HOMEMADE BALTI SAUCE:

  • 3 - 4 tablespoons of vegetable or sunflower oil
  • 2 large onions, chopped
  • 1/4 inch ginger, peeled & finely chopped
  • 1 large clove of garlic, crushed
  • 2 ripe tomatoes
  • 2 teaspoons tomato puree
  • 1 teaspoon paprika
  • 1/2 teaspoon turmeric
  • 1/2 teaspoon ground cumin
  • 1/2 teaspoon ground coriander
  • small handful fresh coriander, roughly chopped
  • 2 fresh chillis (chopped)/1 teaspoon of chilli powder
  • sea-salt & freshly ground black pepper to taste
  • 1/2 pint of vegetable stock (fresh, or made the lazy way, with half a stock cube & 500ml boiling water)

    Turn up the heat under a large wok. When hot, add the ground cumin and heat for a couple of minutes to release its natural oils. It is important to heat the cumin to release it's flavour, but you need to keep swishing it round the pan to ensure it doesn't burn.
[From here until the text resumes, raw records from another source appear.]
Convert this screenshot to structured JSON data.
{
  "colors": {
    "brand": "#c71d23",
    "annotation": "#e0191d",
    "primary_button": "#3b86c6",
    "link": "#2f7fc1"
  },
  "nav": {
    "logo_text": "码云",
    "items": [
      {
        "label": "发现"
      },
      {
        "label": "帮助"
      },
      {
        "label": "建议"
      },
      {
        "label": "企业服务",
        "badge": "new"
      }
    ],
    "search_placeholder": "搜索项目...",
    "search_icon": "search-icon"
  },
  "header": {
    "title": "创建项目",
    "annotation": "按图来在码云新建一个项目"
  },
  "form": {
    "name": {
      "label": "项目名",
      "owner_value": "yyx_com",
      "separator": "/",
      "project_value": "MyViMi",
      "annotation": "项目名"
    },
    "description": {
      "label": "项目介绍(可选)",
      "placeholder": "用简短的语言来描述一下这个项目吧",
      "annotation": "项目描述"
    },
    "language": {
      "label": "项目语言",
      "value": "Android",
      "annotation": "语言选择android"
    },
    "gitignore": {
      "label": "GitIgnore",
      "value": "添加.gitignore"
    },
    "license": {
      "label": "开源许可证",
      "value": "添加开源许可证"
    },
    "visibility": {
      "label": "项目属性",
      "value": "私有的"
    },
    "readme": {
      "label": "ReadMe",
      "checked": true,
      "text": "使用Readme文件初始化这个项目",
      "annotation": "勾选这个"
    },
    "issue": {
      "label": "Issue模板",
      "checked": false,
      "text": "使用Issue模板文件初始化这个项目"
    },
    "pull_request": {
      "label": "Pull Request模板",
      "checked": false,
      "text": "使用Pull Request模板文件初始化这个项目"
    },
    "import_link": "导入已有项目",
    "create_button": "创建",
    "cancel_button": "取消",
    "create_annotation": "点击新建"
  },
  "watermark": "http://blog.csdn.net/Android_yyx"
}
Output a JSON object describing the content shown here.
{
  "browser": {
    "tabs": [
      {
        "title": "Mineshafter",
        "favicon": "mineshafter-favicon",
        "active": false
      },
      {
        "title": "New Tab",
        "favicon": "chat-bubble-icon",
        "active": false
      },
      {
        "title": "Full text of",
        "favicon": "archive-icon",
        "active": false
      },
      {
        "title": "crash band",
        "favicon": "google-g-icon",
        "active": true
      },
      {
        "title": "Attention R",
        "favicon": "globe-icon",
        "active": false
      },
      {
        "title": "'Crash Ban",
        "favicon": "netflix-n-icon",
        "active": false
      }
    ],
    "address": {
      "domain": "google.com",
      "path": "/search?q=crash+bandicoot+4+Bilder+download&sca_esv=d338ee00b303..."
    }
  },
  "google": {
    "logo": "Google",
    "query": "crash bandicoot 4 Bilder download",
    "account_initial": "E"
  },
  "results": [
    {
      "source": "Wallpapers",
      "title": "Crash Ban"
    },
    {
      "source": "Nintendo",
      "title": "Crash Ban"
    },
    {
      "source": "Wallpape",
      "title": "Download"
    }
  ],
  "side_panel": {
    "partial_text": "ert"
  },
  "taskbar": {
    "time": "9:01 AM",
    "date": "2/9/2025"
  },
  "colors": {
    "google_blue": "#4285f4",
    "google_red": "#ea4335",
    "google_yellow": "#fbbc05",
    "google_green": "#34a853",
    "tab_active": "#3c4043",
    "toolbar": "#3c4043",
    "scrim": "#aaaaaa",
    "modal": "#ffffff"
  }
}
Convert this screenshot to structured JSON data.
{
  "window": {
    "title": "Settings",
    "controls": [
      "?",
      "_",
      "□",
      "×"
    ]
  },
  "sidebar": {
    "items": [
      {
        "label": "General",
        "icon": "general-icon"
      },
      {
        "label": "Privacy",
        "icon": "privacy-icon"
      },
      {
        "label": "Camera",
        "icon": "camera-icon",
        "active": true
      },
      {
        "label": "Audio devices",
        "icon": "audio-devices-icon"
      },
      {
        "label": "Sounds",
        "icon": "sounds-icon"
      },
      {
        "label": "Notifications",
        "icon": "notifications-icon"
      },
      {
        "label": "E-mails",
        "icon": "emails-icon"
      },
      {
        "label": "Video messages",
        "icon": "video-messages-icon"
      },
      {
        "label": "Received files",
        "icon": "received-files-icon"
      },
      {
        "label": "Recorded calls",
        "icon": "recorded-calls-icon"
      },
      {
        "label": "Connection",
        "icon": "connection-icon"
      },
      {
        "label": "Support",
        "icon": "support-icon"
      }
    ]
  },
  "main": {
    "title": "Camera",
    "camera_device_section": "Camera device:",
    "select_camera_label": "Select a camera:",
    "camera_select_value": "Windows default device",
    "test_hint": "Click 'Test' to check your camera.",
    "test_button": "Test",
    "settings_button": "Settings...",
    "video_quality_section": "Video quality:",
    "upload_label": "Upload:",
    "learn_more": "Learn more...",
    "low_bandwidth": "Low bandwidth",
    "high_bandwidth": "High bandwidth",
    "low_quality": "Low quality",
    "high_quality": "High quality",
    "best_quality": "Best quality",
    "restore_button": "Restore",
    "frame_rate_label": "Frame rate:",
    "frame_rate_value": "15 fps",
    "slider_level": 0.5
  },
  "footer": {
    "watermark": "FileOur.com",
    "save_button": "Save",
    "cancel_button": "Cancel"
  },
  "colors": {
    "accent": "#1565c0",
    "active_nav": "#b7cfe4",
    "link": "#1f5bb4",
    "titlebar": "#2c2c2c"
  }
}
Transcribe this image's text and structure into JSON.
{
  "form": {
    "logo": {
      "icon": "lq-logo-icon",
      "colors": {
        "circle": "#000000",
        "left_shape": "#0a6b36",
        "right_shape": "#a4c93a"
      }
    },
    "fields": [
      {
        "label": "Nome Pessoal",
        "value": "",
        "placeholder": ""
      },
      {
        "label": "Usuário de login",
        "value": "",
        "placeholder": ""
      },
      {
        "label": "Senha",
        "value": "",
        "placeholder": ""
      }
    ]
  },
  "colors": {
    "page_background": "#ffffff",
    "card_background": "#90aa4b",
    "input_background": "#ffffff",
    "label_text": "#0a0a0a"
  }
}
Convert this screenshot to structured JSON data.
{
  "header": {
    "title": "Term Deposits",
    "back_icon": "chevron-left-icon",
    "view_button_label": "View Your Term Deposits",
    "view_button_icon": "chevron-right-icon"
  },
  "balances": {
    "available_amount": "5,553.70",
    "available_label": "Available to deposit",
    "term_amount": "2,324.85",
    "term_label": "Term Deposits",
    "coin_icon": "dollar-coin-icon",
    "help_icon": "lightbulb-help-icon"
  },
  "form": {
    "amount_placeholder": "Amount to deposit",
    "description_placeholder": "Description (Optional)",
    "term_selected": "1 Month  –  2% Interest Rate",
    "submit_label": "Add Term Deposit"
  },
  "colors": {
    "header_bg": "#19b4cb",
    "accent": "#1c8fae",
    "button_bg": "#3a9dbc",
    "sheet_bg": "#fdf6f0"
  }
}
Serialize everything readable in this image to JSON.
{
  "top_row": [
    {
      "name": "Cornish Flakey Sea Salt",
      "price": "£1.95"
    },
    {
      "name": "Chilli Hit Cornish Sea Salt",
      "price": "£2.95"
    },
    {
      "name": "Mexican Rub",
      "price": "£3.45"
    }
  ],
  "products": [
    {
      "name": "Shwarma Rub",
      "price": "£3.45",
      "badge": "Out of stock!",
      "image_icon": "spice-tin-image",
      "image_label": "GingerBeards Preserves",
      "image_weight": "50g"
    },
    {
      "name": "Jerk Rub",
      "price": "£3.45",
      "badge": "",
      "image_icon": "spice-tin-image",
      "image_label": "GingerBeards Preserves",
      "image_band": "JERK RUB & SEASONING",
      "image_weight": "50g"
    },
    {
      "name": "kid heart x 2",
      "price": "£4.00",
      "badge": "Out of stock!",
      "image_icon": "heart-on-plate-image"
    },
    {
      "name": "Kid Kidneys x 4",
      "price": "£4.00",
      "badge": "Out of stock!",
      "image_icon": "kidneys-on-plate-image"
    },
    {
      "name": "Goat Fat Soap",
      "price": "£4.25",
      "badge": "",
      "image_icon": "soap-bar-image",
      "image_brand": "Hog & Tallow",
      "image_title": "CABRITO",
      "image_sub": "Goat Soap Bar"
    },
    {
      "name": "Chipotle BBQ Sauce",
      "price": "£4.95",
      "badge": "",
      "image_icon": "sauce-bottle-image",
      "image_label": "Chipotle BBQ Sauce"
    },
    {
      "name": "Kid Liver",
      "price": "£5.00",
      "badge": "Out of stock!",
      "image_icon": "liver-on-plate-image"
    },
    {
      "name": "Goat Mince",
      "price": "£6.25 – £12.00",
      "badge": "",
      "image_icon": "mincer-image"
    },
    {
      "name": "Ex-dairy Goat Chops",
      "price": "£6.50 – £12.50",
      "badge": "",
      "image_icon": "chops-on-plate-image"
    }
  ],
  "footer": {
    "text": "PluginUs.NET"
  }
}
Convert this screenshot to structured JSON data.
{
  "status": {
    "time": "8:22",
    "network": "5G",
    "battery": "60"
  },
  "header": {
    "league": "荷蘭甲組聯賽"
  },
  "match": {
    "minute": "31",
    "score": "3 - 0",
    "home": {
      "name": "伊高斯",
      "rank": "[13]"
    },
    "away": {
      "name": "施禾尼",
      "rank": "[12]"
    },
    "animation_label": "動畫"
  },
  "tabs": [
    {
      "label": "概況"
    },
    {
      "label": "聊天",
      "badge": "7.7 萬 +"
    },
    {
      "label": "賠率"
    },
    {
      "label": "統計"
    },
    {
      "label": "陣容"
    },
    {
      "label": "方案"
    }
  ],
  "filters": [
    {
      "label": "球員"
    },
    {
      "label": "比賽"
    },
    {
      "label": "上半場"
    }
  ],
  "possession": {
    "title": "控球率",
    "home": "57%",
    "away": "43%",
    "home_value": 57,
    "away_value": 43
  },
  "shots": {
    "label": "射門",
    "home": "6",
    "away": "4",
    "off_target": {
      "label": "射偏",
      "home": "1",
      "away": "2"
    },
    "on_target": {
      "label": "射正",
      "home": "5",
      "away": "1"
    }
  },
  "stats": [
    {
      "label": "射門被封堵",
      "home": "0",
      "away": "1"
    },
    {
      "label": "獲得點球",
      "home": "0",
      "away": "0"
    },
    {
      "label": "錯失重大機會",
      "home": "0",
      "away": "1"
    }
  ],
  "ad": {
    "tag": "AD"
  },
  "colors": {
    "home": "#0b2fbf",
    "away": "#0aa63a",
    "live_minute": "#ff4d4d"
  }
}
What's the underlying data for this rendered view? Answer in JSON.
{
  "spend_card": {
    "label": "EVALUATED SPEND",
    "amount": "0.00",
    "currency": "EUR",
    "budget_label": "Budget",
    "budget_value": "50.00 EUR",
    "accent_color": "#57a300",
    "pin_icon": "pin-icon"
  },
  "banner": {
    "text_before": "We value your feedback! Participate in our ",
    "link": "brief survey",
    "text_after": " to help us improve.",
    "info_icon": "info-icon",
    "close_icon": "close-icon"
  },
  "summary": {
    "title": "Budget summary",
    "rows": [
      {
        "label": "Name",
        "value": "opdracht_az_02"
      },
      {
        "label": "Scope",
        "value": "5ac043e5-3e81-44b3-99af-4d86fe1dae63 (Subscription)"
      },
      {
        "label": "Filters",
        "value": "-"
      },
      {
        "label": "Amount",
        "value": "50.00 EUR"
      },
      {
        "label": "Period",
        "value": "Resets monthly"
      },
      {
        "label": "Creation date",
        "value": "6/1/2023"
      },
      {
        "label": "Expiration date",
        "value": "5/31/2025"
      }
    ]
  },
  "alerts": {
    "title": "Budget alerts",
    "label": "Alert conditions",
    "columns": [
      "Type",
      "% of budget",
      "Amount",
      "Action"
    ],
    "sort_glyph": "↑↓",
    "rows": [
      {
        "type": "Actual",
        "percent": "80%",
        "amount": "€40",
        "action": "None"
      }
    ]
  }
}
Remove cumin from wok. Place the oil in the wok and heat, when hot, add the onions, garlic, ginger and chillis, and cook until the onions are softened and translucent. Slash the skin of the fresh tomatoes several times, and squeeze the contents of the tomatoes by hand into the sauce (messy, but effective once you're careful not to squirt tomato all over your favourite shirt!). Also add the tomato puree and cook through for a couple of minutes. Add the vegetable stock. Stir in the rest of the spices, bring to the boil, cover, and simmer for about thirty minutes to allow the full flavour of the spices to infuse and mellow in the sauce. Remove from the heat, allow to cool, then liquidise/blend the sauce.

    VEGETABLES:

  • 1 tablespoon of vegetable/olive oil
  • 1 large red onion, sliced thinly
  • 1 large can of chickpeas (approx 400g)
  • 100g frozen spinach, defrosted and chopped.
  • 100g freshly cooked, or defrosted, frozen cauliflower, cut into small florets
  • 2 boiled potatoes, cubed
  • 2 large ripe tomatoes, quartered.

    Heat the oil in a large pot. Add the onions and stir-fry until translucent when the oil is hot. Add the spinach and chick peas, and stir-fry until heated through. Add the cauliflower and cook for a few minutes. Add the cubed potatoes if you have some leftover. Stir in the prepared balti sauce to the cooked spinach mixture and heat through. Add the quartered tomatoes, bring to bubbling point, cover, and simmer gently for five to ten minutes.

    Serve in large bowls with plenty of delicious, warm naan bread.

    The great thing about this balti is that is even better when refigerated overnight and re-heated the next day, as all sauce develops wonderfully overnight (even if you use the ready-made sauce).

    This makes it some kind of wonder-food if you are heading out on a major drinking session; as, not only does it provide a great and hearty pre-drinking meal...but when you come home, hungry and drunk, you need just nuke it for a minute or so, before you can enjoy its delicious spicy goodness & soak up some of the alcohol which is rushing through your veins.